Menurut Deny kantor wilayah DKI Jakarta akan memperkuat sinergi dengan pemerintah daerah, asosiasi usaha, komunitas pekerja, serta berbagai pemangku kepentingan guna mendukung target peningkatan kepesertaan dan kepatuhan iuran. Selain itu, Deny menyebut penguatan layanan digital, percepatan proses klaim, serta peningkatan kualitas pelayanan langsung kepada peserta menjadi fokus utama agar manfaat program semakin dirasakan masyarakat.
Deny berharap kepemimpinan baru mampu memperkokoh kepercayaan publik terhadap BPJS Ketenagakerjaan melalui tata kelola yang transparan dan profesional sekaligus memastikan keberlanjutan pengelolaan dana jaminan sosial. ”Kami optimistis dengan kolaborasi lintas sektor dan dukungan seluruh pemangku kepentingan, perlindungan pekerja di DKI Jakarta maupun nasional dapat semakin luas sehingga turut memperkuat ketahanan sosial ekonomi pekerja sekaligus keluarganya,” cetus Deny.
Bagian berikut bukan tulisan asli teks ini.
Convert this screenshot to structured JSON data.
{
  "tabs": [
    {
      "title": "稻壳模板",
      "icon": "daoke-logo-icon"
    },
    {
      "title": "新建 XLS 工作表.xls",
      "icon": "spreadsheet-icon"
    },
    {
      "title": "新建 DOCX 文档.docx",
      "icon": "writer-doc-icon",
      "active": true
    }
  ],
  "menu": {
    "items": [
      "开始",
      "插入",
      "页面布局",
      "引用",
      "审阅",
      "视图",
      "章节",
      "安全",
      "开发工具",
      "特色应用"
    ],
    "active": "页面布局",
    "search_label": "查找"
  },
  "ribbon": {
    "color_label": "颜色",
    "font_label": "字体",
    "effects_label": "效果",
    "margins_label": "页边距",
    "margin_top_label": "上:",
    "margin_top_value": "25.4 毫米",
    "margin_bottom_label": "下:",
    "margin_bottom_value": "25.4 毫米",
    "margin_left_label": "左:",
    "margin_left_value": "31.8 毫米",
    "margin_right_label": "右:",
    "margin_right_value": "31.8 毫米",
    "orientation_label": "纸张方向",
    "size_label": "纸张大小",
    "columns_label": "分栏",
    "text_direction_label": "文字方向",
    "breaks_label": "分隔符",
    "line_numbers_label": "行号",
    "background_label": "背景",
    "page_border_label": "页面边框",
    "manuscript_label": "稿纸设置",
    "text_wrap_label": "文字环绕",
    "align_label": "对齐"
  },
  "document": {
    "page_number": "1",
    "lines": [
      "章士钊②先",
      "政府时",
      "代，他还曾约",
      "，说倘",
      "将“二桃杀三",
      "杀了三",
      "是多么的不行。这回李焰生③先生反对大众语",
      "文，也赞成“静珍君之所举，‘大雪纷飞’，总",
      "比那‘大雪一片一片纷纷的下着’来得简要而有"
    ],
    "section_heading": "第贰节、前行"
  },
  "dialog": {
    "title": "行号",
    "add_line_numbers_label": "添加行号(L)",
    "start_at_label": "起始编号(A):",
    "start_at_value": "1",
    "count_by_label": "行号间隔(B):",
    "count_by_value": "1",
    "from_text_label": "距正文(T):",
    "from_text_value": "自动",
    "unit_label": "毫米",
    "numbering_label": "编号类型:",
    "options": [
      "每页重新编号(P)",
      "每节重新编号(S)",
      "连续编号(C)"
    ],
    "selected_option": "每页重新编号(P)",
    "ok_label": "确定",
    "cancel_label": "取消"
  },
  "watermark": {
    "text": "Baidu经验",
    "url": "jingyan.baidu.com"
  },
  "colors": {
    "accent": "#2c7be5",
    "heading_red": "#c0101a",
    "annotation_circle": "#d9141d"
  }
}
Sebelumnya, Presiden Republik Indonesia Prabowo Subianto resmi menetapkan susunan kepemimpinan baru BPJS Ketenagakerjaan melalui Keputusan Presiden Nomor 18/P Tahun 2026 tentang pemberhentian dan pengangkatan anggota Dewan Pengawas serta Direksi untuk masa jabatan 2026–2031 yang efektif berlaku mulai 19 Februari 2026. Pelantikan jajaran baru dilakukan oleh Menteri Koordinator Pemberdayaan Masyarakat Muhaimin Iskandar yang mewakili Presiden.